OK, so saying you are able to get this calibration data, then you WILL be able to find out which columns are bad, even single pixels.
If you have this data, one way that you could erase the columns out is to:
for each bad column
for each pixel (x, y) on the bad column
pixel(x, y) = Average(pixel(x+1,y),pixel(x+1,y-1),pixel(x+1,y+1),
pixel(x-1,y),pixel(x-1,y-1),pixel(x-1,y+1))
What this essentially does is replace the bad pixel with a new pixel which is the average of the 6 remaining good pixels around it. The above is an over-simplified version of an algorithm. There are certainly cases where a singly bad pixel could be right next the bad column and shouldn't be used for averaging, or two or three bad columns right next to each other. One could imagine that you would calculate the values for a bad column, then consider that column good in order to move on to the next bad column, etc....

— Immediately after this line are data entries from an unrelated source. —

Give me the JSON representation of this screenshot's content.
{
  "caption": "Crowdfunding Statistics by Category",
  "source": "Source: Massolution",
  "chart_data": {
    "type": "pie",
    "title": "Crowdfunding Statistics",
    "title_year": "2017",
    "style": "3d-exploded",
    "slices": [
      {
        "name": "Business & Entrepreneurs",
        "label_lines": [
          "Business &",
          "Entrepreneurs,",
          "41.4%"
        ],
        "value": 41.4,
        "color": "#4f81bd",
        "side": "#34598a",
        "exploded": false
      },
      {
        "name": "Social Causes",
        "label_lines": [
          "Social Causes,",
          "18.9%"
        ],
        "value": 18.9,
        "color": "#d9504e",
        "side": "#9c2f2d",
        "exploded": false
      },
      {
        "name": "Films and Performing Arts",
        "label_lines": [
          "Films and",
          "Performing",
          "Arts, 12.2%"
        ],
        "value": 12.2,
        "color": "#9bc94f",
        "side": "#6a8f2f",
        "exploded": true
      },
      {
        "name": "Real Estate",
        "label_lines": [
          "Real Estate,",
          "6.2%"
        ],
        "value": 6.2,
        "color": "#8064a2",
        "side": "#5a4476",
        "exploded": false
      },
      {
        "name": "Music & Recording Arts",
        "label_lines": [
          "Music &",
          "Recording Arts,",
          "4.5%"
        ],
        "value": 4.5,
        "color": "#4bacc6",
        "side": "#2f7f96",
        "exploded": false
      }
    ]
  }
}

Now, the reason I asked about the RAW versus B/W or RGB. If you were processing a RAW, depending on the build of the sensor itself, it could be that only one sub-pixel (if you will) of the bayer filtered image sensor has the bad OP AMP. If you could detect this, then you wouldn't necessarily have to throw out the other good sub-pixel's data. Secondarily, if you are using an RGB sensor, to take a grayscale photo, and you shot it in RAW, then you may be able to calculate your own grayscale pixels. Many sensors when giving back a grayscale image when using an RGB sensor, will simply pass back the Green pixel as the overall pixel. This is due to the fact that it really serves as the luminescence of an image. This is why most image sensors implement 2 green sub-pixels for every r or g sub-pixel. If this is what they are doing (not ALL sensors do this) then you may have better luck getting rid of just the bad channel column, and performing your own grayscale conversion using.
gray = (0.299*r + 0.587*g + 0.114*b)
Apologies for the long winded answer, but I hope this is still informational to someone :-)
Since you can not see the lines in the original image, they are either there with low intensity difference in comparison with original range of image, or added by your processing algorithm.
The shape of the disturbance hints to the first option... (Unless you have an algorithm that processes each row separately.)
It seems like your sensor's columns are not uniform, try taking a picture without the finger (background only) using the same exposure (and other) settings, then subtracting it from the photo of the finger (prior to other processing). (Make sure the background is uniform before taking both images.)